Sunday, March 30, 2008

Obama is the realization of King's dream

I wasn't born when Martin Luther King Jr. delivered his "I Have A Dream" speech, but I have seen and heard it many times. It is more powerful to watch it, each time it brings me to tears because of King's oratory ability, the conditions of the time and his vision for a better tomorrow.

King would be struck down by an assassin's bullet before his dream was realized. Much has been written about how far we have come since that fatal day in Memphis 40 years ago. What would King say about where we are? If he were here today, I think he might say there has been progress, but there is a long way to go. Racial prejudice still exists and will likely never go away. Black people still lag behind whites economically. Misunderstanding and mistrust still exist based on racial and ethnic backgrounds.

If King were here today, he'd be 79 years old and likely tired and weary from the struggle. Undoubtedly, he would be looking to others to carry the baton for advancement and improved race relations. He would be looking for someone else to be the torch bearer, the bright light, the beacon of hope.

I think he would look at Barack Obama and say: "You are the embodiment of what I spoke of that hot summer day back in August of 1963. You, Barack, are what I dreamed of."

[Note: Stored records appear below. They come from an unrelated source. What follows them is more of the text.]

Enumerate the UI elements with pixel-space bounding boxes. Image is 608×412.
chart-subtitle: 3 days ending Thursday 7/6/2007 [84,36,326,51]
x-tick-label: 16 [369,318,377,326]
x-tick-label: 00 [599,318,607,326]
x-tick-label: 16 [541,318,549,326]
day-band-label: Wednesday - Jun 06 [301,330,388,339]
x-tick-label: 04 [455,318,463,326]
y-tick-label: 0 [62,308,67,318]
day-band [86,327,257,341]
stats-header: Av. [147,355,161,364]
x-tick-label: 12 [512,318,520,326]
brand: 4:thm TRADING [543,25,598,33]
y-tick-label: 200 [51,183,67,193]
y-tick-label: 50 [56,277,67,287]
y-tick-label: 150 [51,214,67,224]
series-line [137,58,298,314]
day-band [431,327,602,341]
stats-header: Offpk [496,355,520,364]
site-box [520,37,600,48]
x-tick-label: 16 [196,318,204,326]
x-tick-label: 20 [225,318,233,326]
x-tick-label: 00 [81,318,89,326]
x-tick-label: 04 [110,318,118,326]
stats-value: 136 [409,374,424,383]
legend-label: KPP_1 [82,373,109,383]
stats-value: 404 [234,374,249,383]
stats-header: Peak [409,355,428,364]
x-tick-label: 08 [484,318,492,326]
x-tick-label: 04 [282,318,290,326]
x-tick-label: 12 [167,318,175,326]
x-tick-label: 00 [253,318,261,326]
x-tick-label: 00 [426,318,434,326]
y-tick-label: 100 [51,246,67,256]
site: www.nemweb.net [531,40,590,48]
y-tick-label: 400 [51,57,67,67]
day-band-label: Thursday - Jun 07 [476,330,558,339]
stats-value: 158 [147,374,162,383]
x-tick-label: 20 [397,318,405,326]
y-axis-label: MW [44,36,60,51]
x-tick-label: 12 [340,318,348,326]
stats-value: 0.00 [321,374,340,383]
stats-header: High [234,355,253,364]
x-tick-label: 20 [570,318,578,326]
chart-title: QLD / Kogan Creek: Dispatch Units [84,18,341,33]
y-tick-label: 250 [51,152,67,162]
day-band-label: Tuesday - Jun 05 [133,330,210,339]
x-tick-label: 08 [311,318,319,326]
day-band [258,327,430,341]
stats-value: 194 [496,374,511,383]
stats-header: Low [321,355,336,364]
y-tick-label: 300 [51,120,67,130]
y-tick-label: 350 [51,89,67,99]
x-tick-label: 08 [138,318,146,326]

That Obama, a man borne of a white mother and Kenyan father, would be running for President of the United States and show an ability to unite people across racial lines would undoubtedly make King proud. He might equally sing the praises of Tiger Woods, a multi-ethnic athlete universally embraced across racial lines and married to a white woman.

But it isn't these men themselves that King would be proud of, but the conditions and progress that make their success possible. King dreamed of an America where a man would be seen not for the color of his skin, but the content of his character.

Yes, Dr. King, we still have a way to go, but we have come a long way toward that dream of yours.

Is Barack Obama the realization of Martin Luther King's dream?